Allan Walker Blair (1900–1948) was a professor at the University of Alabama's medical school who is best known for allowing himself to be bitten by a black widow spider in order to investigate the toxicity of its venom in humans.[1] [2] As a result of the experiment he was hospitalized for two days, but later made a full recovery. The test was an attempt to convince skeptics who thought that the black widow's venom might not be dangerous to humans.[3]
He ultimately developed a treatment protocol for Black Widow spider bites.
An Encyclopedia of Saskatchewan article notes that Allan Walker Blair was born in Brussels, Ontario. His family moved to Regina when he was 11. He earned a BA from the University of Saskatchewan and an MD CM degree from McGill University in Montreal, Canada, in 1928.

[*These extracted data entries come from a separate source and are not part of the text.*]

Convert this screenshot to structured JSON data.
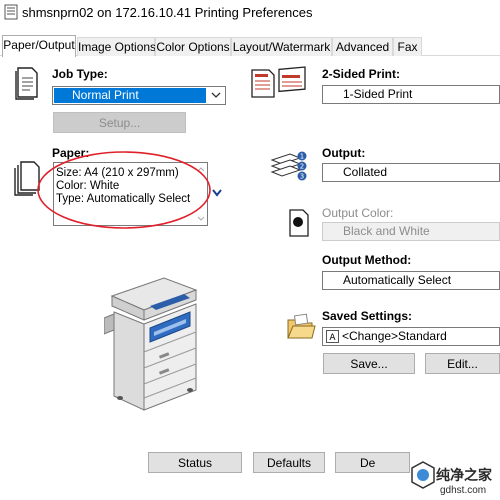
{
  "window": {
    "title": "shmsnprn02 on 172.16.10.41 Printing Preferences"
  },
  "tabs": [
    {
      "label": "Paper/Output"
    },
    {
      "label": "Image Options"
    },
    {
      "label": "Color Options"
    },
    {
      "label": "Layout/Watermark"
    },
    {
      "label": "Advanced"
    },
    {
      "label": "Fax"
    }
  ],
  "job_type": {
    "label": "Job Type:",
    "value": "Normal Print",
    "setup_button": "Setup..."
  },
  "paper": {
    "label": "Paper:",
    "size": "Size: A4 (210 x 297mm)",
    "color": "Color: White",
    "type": "Type: Automatically Select"
  },
  "two_sided": {
    "label": "2-Sided Print:",
    "value": "1-Sided Print"
  },
  "output": {
    "label": "Output:",
    "value": "Collated"
  },
  "output_color": {
    "label": "Output Color:",
    "value": "Black and White"
  },
  "output_method": {
    "label": "Output Method:",
    "value": "Automatically Select"
  },
  "saved_settings": {
    "label": "Saved Settings:",
    "value": "<Change>Standard",
    "save_button": "Save...",
    "edit_button": "Edit..."
  },
  "footer": {
    "status_button": "Status",
    "defaults_button": "Defaults",
    "third_button": "De"
  },
  "watermark": {
    "text": "纯净之家",
    "url": "gdhst.com"
  },
  "colors": {
    "accent": "#0078d7",
    "annotation_red": "#e0202a"
  }
}
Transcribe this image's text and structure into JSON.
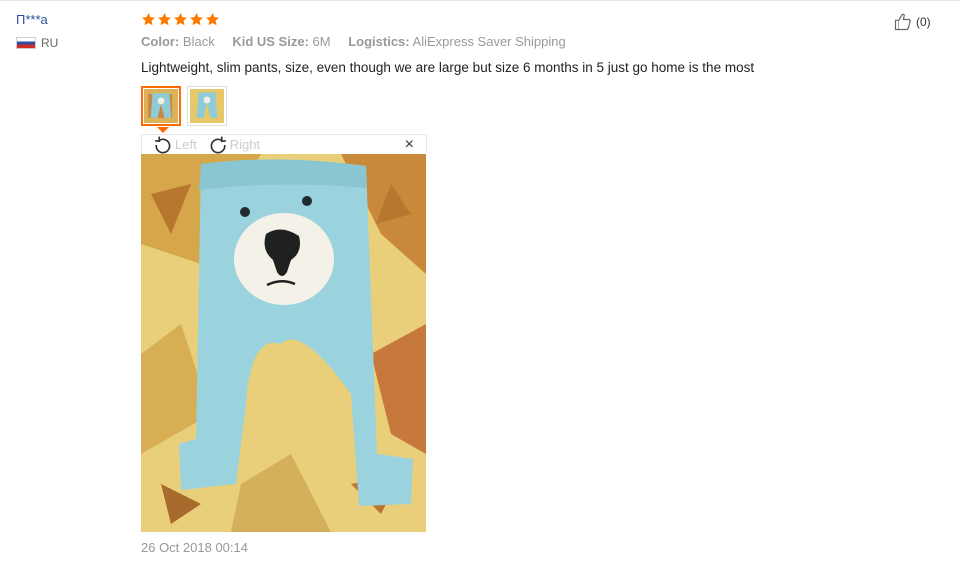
{
  "review": {
    "user": {
      "name": "П***а",
      "country": "RU"
    },
    "rating_stars": 5,
    "attributes": [
      {
        "key": "Color:",
        "value": "Black"
      },
      {
        "key": "Kid US Size:",
        "value": "6M"
      },
      {
        "key": "Logistics:",
        "value": "AliExpress Saver Shipping"
      }
    ],
    "text": "Lightweight, slim pants, size, even though we are large but size 6 months in 5 just go home is the most",
    "viewer": {
      "rotate_left": "Left",
      "rotate_right": "Right",
      "close": "×"
    },
    "date": "26 Oct 2018 00:14",
    "helpful_count": "(0)"
  },
  "colors": {
    "star": "#ff7a00",
    "user_link": "#2a4e9c",
    "active_thumb": "#ff6a00",
    "muted": "#999999"
  },
  "icons": [
    "flag-ru-icon",
    "star-icon",
    "rotate-left-icon",
    "rotate-right-icon",
    "close-icon",
    "thumbs-up-icon"
  ]
}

After teaching pathology at the University of Alabama [1929-34], he studied surgery at the Winnipeg General Hospital in Manitoba, Canada [1934-35].
Blair was the first Canadian awarded a Rockefeller Fellowship to study cancer at New York Memorial Hospital, in 1935–36.

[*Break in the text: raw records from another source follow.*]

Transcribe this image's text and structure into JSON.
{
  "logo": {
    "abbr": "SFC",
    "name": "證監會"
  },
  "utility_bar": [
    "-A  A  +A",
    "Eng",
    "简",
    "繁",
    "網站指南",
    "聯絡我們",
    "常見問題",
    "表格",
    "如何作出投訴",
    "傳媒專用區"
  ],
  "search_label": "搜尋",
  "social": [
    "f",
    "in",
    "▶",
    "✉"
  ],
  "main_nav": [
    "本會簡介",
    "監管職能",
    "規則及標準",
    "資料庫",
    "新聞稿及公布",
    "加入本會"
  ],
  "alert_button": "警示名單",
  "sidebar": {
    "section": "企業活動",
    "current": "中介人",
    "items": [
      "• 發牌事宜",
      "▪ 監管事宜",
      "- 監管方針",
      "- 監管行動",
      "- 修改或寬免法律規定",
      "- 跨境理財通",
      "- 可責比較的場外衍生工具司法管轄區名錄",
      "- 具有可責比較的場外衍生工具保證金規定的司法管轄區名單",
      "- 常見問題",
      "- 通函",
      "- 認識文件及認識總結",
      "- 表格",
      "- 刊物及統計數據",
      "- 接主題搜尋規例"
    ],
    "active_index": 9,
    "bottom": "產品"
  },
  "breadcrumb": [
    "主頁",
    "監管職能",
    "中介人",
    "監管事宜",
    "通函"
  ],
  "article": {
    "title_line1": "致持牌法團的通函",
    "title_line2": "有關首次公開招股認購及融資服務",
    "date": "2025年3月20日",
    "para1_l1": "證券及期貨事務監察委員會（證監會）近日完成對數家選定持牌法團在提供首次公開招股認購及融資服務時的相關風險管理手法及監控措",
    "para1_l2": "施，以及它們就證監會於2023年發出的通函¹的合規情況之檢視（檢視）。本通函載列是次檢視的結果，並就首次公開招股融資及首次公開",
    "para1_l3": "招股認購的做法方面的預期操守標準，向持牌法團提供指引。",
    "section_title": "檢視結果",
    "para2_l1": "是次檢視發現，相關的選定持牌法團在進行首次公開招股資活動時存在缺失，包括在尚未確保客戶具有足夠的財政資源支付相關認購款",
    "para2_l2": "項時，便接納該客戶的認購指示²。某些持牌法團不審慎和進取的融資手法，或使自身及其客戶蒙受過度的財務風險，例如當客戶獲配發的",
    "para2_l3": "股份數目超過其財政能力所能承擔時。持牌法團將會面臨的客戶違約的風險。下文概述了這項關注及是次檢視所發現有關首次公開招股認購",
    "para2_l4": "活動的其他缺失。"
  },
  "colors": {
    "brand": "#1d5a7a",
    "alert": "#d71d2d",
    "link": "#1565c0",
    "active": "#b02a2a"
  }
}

The Allan Blair Cancer Centre in Regina, Saskatchewan, Canada is named in honor of him.
In 1933, many disagreed as to whether a Black Widow spider bite actually caused the symptoms reported. Until then, only a few similar tests had been completed and they lacked scientific validity for various reasons.[4]
On November 12, 1933 Blair allowed himself to be bitten by a female black widow spider to observe the effects of the spider's venom upon a human male. Blair chronicled the bite's effects on his body for two hours, until he could write no more and his assistants took over recording observations for the remaining two days. Approximately two hours after the bite, Allan was driven to a nearby hospital where the physicians who attended to him praised him for his courage but also for his persistence and skill in carrying on his investigation so long to such a successful conclusion. Blair also developed a protocol for treatment of patients bitten by a Black Widow spider.

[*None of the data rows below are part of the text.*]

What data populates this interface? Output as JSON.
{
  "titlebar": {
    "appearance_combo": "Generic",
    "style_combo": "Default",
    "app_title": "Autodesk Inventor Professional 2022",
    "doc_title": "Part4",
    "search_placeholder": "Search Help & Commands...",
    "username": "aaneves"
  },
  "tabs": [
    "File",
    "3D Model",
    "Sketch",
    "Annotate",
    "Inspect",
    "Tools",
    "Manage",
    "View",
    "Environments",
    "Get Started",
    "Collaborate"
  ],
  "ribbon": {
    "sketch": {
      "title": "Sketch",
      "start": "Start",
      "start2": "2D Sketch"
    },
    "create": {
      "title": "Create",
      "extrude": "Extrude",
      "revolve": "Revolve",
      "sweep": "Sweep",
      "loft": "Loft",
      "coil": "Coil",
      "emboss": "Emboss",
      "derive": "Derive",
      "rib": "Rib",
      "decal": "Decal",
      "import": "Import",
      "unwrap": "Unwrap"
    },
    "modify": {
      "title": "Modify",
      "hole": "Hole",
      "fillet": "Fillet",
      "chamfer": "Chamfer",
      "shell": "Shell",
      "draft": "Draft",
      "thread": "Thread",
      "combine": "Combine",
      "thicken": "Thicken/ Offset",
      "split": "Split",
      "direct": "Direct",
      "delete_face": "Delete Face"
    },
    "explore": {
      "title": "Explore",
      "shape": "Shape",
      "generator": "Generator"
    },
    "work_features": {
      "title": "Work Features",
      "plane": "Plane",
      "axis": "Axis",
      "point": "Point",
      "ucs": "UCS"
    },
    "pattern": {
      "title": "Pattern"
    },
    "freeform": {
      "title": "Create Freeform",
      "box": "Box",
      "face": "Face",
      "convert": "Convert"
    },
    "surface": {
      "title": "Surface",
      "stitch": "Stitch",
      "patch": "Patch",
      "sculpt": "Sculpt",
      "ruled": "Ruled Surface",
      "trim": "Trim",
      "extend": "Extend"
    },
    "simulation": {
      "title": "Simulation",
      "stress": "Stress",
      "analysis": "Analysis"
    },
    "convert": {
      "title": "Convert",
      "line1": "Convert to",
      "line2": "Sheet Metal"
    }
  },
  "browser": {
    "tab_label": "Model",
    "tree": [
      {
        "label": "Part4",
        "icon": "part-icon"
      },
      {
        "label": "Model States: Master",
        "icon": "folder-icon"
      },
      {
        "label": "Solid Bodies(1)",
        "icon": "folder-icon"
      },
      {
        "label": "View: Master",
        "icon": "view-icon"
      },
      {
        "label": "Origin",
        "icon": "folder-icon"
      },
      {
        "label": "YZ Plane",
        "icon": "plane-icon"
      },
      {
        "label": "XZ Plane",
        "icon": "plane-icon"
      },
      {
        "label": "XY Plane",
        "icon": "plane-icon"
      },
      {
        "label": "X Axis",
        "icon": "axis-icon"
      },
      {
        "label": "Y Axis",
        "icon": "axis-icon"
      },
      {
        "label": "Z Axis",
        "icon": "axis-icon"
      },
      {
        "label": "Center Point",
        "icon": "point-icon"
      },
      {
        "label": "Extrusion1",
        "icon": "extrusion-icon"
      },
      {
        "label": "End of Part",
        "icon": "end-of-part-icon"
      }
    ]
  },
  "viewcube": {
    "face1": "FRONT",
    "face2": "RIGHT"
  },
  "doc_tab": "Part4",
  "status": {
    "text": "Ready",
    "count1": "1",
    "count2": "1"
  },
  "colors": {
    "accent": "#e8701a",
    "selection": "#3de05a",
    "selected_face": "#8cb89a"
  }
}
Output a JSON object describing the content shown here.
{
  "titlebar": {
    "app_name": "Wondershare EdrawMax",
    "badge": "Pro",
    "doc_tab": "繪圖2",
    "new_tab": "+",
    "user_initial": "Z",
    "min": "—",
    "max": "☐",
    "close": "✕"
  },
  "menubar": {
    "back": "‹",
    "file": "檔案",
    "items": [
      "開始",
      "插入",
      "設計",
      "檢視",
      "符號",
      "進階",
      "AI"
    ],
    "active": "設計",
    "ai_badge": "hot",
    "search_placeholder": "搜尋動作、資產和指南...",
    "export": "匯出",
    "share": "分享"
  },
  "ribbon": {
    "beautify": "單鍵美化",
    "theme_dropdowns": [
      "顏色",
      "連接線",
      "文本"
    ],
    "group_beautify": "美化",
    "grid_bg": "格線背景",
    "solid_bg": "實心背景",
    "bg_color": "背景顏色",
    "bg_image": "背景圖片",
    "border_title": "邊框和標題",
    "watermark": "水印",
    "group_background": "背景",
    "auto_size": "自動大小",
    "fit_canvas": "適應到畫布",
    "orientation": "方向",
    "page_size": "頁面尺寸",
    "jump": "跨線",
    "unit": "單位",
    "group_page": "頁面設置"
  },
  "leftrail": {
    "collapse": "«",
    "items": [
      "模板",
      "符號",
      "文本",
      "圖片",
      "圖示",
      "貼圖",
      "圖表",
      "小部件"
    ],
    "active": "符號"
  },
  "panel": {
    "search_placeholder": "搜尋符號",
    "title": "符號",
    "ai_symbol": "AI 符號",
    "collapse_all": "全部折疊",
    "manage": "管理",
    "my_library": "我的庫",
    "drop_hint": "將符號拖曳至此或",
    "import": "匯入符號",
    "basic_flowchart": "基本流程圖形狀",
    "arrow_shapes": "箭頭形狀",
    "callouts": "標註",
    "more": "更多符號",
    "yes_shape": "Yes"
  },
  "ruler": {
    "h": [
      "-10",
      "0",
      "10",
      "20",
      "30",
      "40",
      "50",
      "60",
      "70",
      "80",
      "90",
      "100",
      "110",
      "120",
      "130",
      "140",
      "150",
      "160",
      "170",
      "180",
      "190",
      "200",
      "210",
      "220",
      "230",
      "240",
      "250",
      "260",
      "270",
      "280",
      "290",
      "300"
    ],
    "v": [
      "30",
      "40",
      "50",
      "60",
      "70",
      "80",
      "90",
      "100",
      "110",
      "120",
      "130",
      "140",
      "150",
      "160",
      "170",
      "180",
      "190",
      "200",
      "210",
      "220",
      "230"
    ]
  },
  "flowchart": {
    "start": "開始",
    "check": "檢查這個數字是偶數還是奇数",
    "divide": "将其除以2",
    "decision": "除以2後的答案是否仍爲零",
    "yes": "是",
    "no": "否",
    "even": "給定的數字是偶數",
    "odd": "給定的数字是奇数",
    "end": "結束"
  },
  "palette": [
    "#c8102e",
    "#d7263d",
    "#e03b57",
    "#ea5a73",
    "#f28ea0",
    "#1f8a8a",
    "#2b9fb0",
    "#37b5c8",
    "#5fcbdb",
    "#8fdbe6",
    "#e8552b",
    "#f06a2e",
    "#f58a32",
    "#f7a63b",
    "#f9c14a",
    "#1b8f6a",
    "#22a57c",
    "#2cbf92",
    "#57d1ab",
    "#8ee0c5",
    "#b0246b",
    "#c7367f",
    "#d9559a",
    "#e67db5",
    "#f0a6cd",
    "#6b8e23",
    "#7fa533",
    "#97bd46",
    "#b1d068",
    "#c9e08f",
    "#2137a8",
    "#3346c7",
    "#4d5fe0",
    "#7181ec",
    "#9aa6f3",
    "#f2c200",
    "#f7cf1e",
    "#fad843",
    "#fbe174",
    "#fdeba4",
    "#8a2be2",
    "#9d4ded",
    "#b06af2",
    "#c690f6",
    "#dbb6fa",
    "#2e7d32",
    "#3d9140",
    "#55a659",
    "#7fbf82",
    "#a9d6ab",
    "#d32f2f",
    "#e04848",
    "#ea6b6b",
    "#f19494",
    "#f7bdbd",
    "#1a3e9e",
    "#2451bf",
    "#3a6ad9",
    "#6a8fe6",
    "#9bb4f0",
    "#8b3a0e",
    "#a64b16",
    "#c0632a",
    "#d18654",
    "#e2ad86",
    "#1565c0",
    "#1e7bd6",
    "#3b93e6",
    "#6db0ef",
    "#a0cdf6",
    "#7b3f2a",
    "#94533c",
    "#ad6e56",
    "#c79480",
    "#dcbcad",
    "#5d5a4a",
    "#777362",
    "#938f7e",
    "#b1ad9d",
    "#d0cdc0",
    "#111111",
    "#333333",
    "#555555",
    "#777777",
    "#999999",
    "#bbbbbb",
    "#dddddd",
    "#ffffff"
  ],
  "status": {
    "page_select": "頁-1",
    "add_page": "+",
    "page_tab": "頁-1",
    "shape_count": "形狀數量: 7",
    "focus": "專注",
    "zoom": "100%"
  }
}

Blair conducted the experiment, "with a view to providing an opportunity for complete scientific observation."[5] [6]
Blair initially hoped to determine whether being bitten provided victims with any protection from the effects of a second bite. However, the first bite proved so painful he chose not to place himself in the same position again. The physician in attendance was quoted as having never before witnessed "more abject pain manifested in any other medical or surgical condition."[4]